RAG-Enhanced Schema Mapping

class RAGSchemaMapper:
    """
    Use RAG for intelligent field extraction with Groq (gpt-oss-120b)
    """

    def __init__(self):
        from openai import OpenAI
        self.retriever = ContextRetriever()
        self.prompt_builder = RAGPromptBuilder()
        # Groq API endpoint
        self.client = OpenAI(
            base_url="https://api.groq.com/openai/v1",
            api_key=os.getenv("GROQ_API_KEY")
        )
        self.model = "gpt-oss-120b"

    async def extract_field(
        self,
        field_name: str,
        field_schema: dict,
        index: PageIndex
    ) -> Any:
        """
        Extract single field using RAG and Groq
        """
        # Build query for field
        query = ProcessedQuery(
            original=field_name,
            normalized=field_name.lower(),
            terms=[field_name.lower()],
            expanded_terms=self.expand_field_query(field_name),
            weighted_terms={}
        )

        # Retrieve relevant context
        context = self.retriever.retrieve_context(query, index)

        # Build prompt
        prompt = self.prompt_builder.build_extraction_prompt(
            field_name,
            context,
            field_schema['description']
        )

        # Call LLM via Groq
        response = self.client.chat.completions.create(
            model=self.model,
            messages=[{"role": "user", "content": prompt}],
            temperature=0.3,
            max_tokens=1000
        )

        # Parse response
        result = json.loads(response.choices[0].message.content)

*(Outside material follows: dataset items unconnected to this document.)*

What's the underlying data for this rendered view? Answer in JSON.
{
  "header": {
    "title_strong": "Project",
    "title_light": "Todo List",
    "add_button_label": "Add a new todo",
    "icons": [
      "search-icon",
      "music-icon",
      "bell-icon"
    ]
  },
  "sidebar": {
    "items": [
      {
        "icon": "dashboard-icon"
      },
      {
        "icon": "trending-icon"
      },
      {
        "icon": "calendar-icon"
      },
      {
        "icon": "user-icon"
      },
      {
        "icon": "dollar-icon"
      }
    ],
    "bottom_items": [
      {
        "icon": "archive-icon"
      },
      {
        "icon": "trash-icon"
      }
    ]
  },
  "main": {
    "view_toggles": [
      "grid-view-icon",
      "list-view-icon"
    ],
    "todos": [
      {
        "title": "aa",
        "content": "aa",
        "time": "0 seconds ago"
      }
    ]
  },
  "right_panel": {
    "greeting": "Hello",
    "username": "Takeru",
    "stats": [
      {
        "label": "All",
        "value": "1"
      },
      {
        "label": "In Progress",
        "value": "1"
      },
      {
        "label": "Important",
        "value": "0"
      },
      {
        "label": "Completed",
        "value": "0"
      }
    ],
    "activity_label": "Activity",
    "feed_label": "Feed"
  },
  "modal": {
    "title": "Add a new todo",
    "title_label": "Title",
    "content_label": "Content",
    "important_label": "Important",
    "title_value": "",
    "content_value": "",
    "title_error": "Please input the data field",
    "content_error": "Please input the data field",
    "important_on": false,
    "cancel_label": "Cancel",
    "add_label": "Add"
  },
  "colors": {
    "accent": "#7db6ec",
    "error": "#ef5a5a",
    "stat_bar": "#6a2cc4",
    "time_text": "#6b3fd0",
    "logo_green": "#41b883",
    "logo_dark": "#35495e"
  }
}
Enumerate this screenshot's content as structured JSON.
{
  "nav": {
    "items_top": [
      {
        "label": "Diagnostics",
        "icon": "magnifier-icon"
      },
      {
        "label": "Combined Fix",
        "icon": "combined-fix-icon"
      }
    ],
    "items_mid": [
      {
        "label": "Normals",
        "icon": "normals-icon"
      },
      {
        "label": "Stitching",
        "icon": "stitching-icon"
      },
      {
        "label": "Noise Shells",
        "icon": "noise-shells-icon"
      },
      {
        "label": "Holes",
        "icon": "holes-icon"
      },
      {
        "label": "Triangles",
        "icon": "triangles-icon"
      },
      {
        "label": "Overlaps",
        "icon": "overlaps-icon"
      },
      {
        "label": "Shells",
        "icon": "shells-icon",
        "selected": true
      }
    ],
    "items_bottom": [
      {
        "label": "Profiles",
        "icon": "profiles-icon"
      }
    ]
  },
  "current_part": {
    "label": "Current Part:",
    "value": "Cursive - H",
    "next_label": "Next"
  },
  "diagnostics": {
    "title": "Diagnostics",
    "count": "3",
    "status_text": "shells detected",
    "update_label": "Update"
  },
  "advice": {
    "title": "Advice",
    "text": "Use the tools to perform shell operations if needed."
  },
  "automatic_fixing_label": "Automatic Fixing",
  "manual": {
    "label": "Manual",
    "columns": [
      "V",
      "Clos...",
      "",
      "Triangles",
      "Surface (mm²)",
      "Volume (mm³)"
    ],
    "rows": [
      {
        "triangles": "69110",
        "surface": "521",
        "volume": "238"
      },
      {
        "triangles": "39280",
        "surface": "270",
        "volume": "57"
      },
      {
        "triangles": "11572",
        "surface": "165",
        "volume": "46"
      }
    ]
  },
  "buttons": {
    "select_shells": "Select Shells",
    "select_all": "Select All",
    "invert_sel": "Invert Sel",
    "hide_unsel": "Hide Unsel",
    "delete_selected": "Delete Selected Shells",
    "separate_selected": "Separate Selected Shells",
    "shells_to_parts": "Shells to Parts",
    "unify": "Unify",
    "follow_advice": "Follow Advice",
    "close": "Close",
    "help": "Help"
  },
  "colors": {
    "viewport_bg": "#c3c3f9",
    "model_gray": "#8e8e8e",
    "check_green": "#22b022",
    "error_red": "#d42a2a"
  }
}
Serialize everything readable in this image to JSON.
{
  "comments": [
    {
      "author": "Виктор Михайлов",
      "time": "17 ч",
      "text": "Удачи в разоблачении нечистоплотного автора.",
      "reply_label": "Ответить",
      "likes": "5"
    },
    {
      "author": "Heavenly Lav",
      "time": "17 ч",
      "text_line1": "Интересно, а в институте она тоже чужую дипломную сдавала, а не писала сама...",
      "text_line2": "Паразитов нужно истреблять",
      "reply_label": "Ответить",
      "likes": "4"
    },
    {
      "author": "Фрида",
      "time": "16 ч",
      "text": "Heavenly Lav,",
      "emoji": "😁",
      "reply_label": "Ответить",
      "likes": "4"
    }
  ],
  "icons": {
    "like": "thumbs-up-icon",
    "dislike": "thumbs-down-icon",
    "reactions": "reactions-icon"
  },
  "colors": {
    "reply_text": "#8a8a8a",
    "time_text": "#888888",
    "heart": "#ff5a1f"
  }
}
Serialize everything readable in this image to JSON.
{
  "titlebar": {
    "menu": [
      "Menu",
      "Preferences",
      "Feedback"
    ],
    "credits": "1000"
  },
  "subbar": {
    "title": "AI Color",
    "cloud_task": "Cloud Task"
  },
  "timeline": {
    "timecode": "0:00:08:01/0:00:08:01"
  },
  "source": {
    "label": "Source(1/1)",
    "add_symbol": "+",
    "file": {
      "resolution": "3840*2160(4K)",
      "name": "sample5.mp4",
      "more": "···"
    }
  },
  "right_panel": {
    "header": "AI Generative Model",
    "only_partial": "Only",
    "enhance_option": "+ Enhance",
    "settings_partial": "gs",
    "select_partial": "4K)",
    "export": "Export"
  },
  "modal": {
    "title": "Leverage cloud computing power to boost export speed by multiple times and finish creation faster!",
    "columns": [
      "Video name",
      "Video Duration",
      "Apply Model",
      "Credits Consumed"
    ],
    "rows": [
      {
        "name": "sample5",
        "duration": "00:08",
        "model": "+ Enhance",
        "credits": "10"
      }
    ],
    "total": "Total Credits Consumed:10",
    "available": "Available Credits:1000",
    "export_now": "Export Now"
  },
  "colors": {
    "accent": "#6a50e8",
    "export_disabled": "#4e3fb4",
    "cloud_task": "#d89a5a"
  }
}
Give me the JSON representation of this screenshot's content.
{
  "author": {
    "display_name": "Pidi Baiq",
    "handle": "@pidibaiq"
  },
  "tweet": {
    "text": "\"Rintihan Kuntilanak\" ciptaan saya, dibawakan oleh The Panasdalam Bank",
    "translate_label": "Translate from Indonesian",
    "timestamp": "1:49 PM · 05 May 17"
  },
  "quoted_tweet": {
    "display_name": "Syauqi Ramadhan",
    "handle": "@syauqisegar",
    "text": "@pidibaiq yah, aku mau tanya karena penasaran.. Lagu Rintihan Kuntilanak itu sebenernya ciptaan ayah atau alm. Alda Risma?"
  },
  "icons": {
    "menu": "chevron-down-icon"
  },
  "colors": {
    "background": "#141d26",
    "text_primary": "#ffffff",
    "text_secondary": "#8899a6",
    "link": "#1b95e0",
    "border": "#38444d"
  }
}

        return result[field_name]

Index Optimization

Compression

def compress_index(index: PageIndex) -> CompressedIndex:
    """
    Reduce index size while maintaining performance
    """
    compressed = CompressedIndex()
    
    # Store only top N references per keyword
    for keyword, refs in index.page_index.items():
        # Sort by relevance
        sorted_refs = sorted(
            refs, 
            key=lambda r: r.relevance_score, 
            reverse=True
        )
        
        # Keep top 10
        compressed.page_index[keyword] = sorted_refs[:10]
    
    return compressed

Caching

class IndexCache:
    """
    Cache frequently accessed index lookups
    """
    
    def __init__(self, max_size: int = 1000):
        self.cache = {}
        self.max_size = max_size
        self.access_counts = {}
    
    def get(self, query_key: str) -> Optional[RetrievalResult]:
        """
        Get cached result
        """
        if query_key in self.cache:
            self.access_counts[query_key] += 1
            return self.cache[query_key]
        return None
    
    def put(self, query_key: str, result: RetrievalResult):
        """
        Cache result with LRU eviction
        """
        if len(self.cache) >= self.max_size:
            # Evict least recently used
            lru_key = min(
                self.access_counts.keys(), 
                key=lambda k: self.access_counts[k]
            )
            del self.cache[lru_key]
            del self.access_counts[lru_key]
        
        self.cache[query_key] = result
        self.access_counts[query_key] = 1

Performance Metrics

Index Statistics

@dataclass
class IndexStats:
    """
    Index performance metrics
    """
    total_documents: int = 0
    total_pages: int = 0
    total_keywords: int = 0
    avg_keywords_per_page: float = 0.0
    index_size_bytes: int = 0
    build_time_seconds: float = 0.0
    
    def print_summary(self):
        print(f"""
        Index Statistics:
        - Documents: {self.total_documents}
        - Pages: {self.total_pages}
        - Keywords: {self.total_keywords}
        - Avg keywords/page: {self.avg_keywords_per_page:.1f}
        - Index size: {self.index_size_bytes / 1024:.1f} KB
        - Build time: {self.build_time_seconds:.2f}s
        """)

Conclusion

This vectorless RAG strategy provides:

Fast retrieval through inverted indexing
Explainable results with keyword matching
Low overhead compared to vector embeddings
Deterministic behavior for consistent results
Context-aware LLM integration for intelligent extraction

The approach is optimized for the business digitization use case where documents are structured, the corpus is manageable, and exact keyword matching is valuable.